Two new reports published by the Social Workers Union argue that stronger leadership and a new way of understanding the pressures facing social work and social care are essential if the profession is to overcome growing challenges.

17/07/26

New reports highlight leadership and workforce challenges in social work

Leading social work academic Dr Neil Thompson has called for a fundamental rethink of leadership development across social work and social care, warning that too many managers are relying on training designed for the commercial sector rather than the realities of frontline practice.

Dr Thompson, an ambassador for the Social Workers Union (SWU), has published two new reports exploring the challenges facing the profession and arguing that leadership development must better reflect the complex ethical and practical demands of social work.

The first report, People, Problems and Potential: A Framework for Understanding and Addressing the Challenges Facing Social Work and Social Care, uses Dr Thompson's long-established "3Ps" framework to examine the growing pressures on the profession.

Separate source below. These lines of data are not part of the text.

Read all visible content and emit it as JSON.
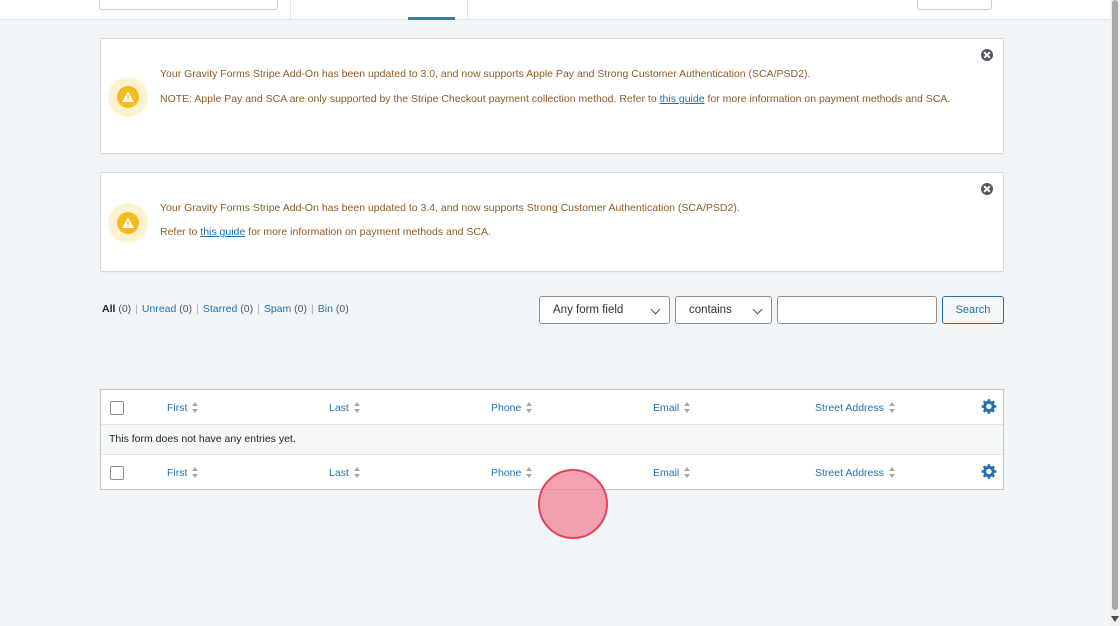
{
  "notices": [
    {
      "line1": "Your Gravity Forms Stripe Add-On has been updated to 3.0, and now supports Apple Pay and Strong Customer Authentication (SCA/PSD2).",
      "line2_before": "NOTE: Apple Pay and SCA are only supported by the Stripe Checkout payment collection method. Refer to ",
      "link": "this guide",
      "line2_after": " for more information on payment methods and SCA."
    },
    {
      "line1": "Your Gravity Forms Stripe Add-On has been updated to 3.4, and now supports Strong Customer Authentication (SCA/PSD2).",
      "line2_before": "Refer to ",
      "link": "this guide",
      "line2_after": " for more information on payment methods and SCA."
    }
  ],
  "filters": {
    "all": "All",
    "all_count": "(0)",
    "unread": "Unread",
    "unread_count": "(0)",
    "starred": "Starred",
    "starred_count": "(0)",
    "spam": "Spam",
    "spam_count": "(0)",
    "bin": "Bin",
    "bin_count": "(0)",
    "separator": "|"
  },
  "search": {
    "field_select": "Any form field",
    "operator_select": "contains",
    "input_value": "",
    "button": "Search"
  },
  "table": {
    "columns": [
      "First",
      "Last",
      "Phone",
      "Email",
      "Street Address"
    ],
    "empty_message": "This form does not have any entries yet."
  },
  "colors": {
    "link": "#2271b1",
    "notice_text": "#8b5c27",
    "warning": "#f4bc1c",
    "click_indicator": "#e2445c"
  }
}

Explaining the thinking behind the report, Dr Thompson said social work was facing challenges beyond those traditionally associated with the profession.

"I've been aware for quite some time that we have a number of problems in social work and social care above and beyond the challenges that are inherent in the nature of the work."

The report applies the 3Ps framework, which Dr Thompson describes as recognising that "where there are people, there will be problems, but there will also be potential."

He explained: "My work has revolved around recognising the people issues in whatever we do, recognising and seeking to address the problems that arise and also fulfilling as fully as possible the potential that we encounter in our work. And so what I've done is use that three Ps framework to look at the problems that we're currently experiencing in social work and social care."

According to Dr Thompson, the report does not seek to offer simple solutions to the challenges facing the profession.

"The report is not about magic answers. What it's about is food for thought to help us to consider and to address the problems that we currently face in our profession."

Alongside the report, Dr Thompson has also published Managing Change in Social Work and Social Care: A Guide for Leaders, which focuses on leadership and organisational change.

He argues that many social work and social care managers receive little formal leadership development and that much of the training that is available fails to reflect the realities of practice.

One concern highlighted in the reports is what Dr Thompson describes as a significant gap in leadership development across the sector.

"Many managers in social work and social care have had little or no training in leadership," he said. "Those that have had such training, it tends to be what I call generic training, which means that it's training that's been developed for a broad audience, mainly around business and commercial enterprise, with little or nothing to say about the specific distinctive challenges of leadership in social work and social care or indeed the strengths in social work and social care when it comes to leadership."

The accompanying report argues that while change across social work and social care is constant, leadership development has not kept pace with the complexity of the profession.

In an accompanying article, Dr Thompson writes that much of the management training available is "simply not fit for purpose" because it does not recognise "the distinctive challenges intrinsic to our work, moral distress being just one example."

He also argues that leadership development should be designed specifically for social work rather than adapted from commercial management programmes.

"These are demanding times and they call for strong leadership. But while the development on offer to our managers keeps overlooking the very concerns that define our work – concerns that business-focused training was never built to handle – the people in key positions will remain poorly equipped to wrestle with the complexity they face."

Dr Thompson concludes that unless leadership development is better aligned with the realities of social work practice, "we will keep struggling to make real inroads into the challenges ahead."